Dr. Flutura Dede, Chefärztin der Geburtshilfe- und Pränatalmedizin am Diakonie Klinikum Jung-Stilling, und Markus Pingel, Chefarzt der Klinik für Neonatologie und Pädiatrische Intensivmedizin an der DRK-Kinderklinik, führen heute die vor drei Jahrzehnten begonnene Arbeit in enger Zusammenarbeit engagiert fort. Etwas mehr als 1000 Kinder wogen in den vergangenen 30 Jahren Kinder bei ihrer Geburt weniger als 1250 Gramm und wurden vom PNZ-Team beim Start ins Leben unterstützt. „Die Sicherheit und das Wohl der Kinder und ihrer Familien steht für uns an erster Stelle. Wir erkennen die Anzeichen einer drohenden Frühgeburt sehr gut und bereiten Mütter und Kinder entsprechend darauf vor“, erzählt Dr. Dede.
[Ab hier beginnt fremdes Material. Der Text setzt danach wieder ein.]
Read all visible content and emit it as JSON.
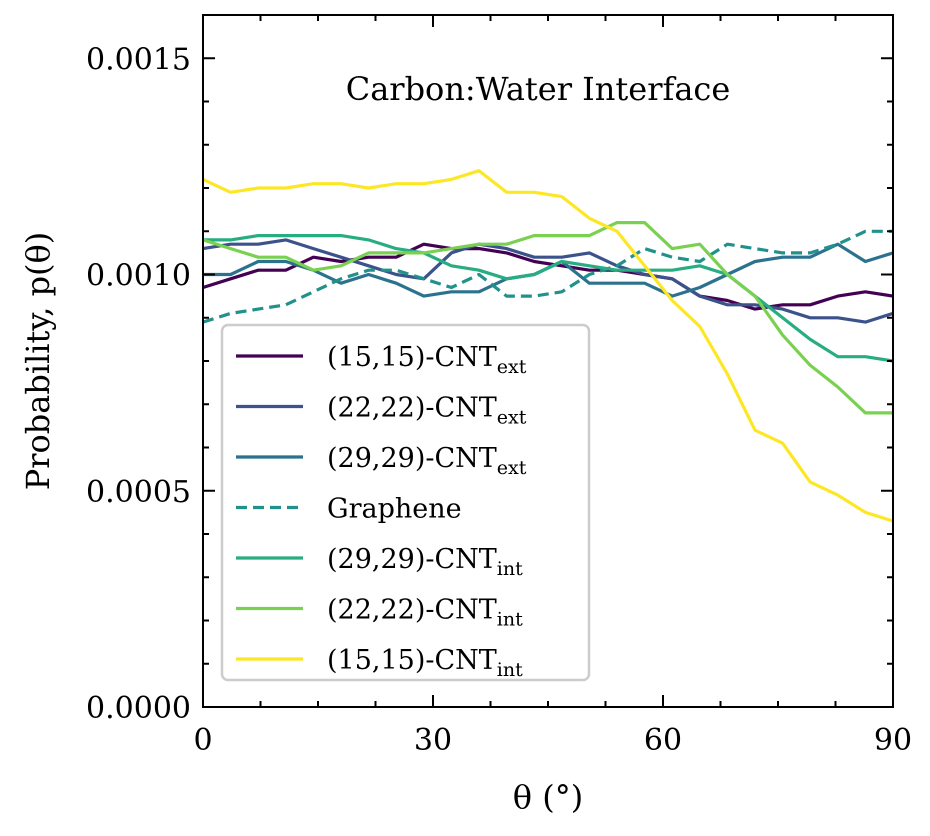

Die Klinik für Geburtshilfe und Pränatalmedizin betreut das gesamte Spektrum der Geburtshilfe und ist auf Mehrlingsgeburten, Frühgeburten und Risikoschwangerschaften spezialisiert. „Als Perinatalzentrum Level 1 verfügen wir über modernste medizinische Geräte und das Spezialwissen, um Risikoschwangerschaften engmaschig zu überwachen und zu früh oder krank geborene Kinder gemeinsam mit den Kinderärzten optimal zu versorgen.“
1995 gehörte Siegen mit der Gründung des PNZ in Deutschland zu den Trendsettern. Die Überlebenswahrscheinlichkeit von Frühgeborenen der 24. Schwangerschaftswoche habe sich seit 1990 mehr als verdoppelt, erklärt Pingel. „Ein Kind mit einem Geburtsgewicht unter 300 Gramm hätte vor 50 Jahren kaum eine Überlebenschance gehabt. Ein Frühchen, das heute bei uns zur Welt kommt, hat nicht nur gute Überlebenschancen, sondern auch gute Aussichten auf ein weitgehend normales Leben.“ Laut Pingel gibt es bei Kindern, die sehr früh und mit einem geringen Geburtsgewicht auf die Welt kommen, Komplikationen an potentiell jedem Organsystem. Diese sind noch nicht ausgereift und für das Leben außerhalb des Mutterleibes ausreichend angepasst. „Häufige Probleme betreffen zum Beispiel die Atmung, die Nahrungsaufnahme und Verdauung sowie die Hirnentwicklung“, erklärt der Mediziner. „Die Versorgung von sehr kleinen Frühgeborenen und schwerkranken Neugeborenen gelingt nur mit einem erfahrenen Team, das Hand in Hand arbeitet“, betont er weiter. „Mehr als früher, liegt heute ein besonderer Fokus auf den Bedürfnissen der Familie“, ergänzt Dr. Dede. „Das Einbinden der Familie in die Versorgung und den Heilungsprozess ist für das PNZ-Team von großer Bedeutung.“ Durchgehende Besuchszeiten, die räumliche Nähe von Station und PNZ und Therapieformen wie das „Känguruhen“, bei dem Eltern und Kind Hautkontakt haben, sollen die Trennung so gering wie möglich halten.
Das Team des PNZ ist hochspezialisiert und besteht aus Pflegekräften, Ärzten, Hebammen und Physiotherapeuten. Weil ein langer Klinikaufenthalt des Kindes für die gesamte Familie eine große Belastung darstellt, unterstützen eine Psychologin sowie die Krankenhausseelsorge und eine Sozialarbeiterin Familien dabei, die Situation zu meistern. „Die interdisziplinäre Zusammenarbeit zwischen spezialisierter Geburtshilfe und spezialisierter Neonatolgie bietet Kompetenz und Sicherheit zu jedem Zeitpunkt der Geburt im Diakonie Klinikum Jung-Stilling. Wir sind stolz darauf, dass so viele Eltern uns ihr Vertrauen schenken“, so Dr. Flutura Dede. Pingel: „Von der geburtshilflichen Seite der Hebammen und Gynäkologen bis hin zu den Kollegen der DRK-Kinderklinik haben alle in erster Linie das Wohl der kleinen Patienten und ihrer Familie im Blick. Das ist unser Anspruch und gelebt ist es unser Erfolgsrezept.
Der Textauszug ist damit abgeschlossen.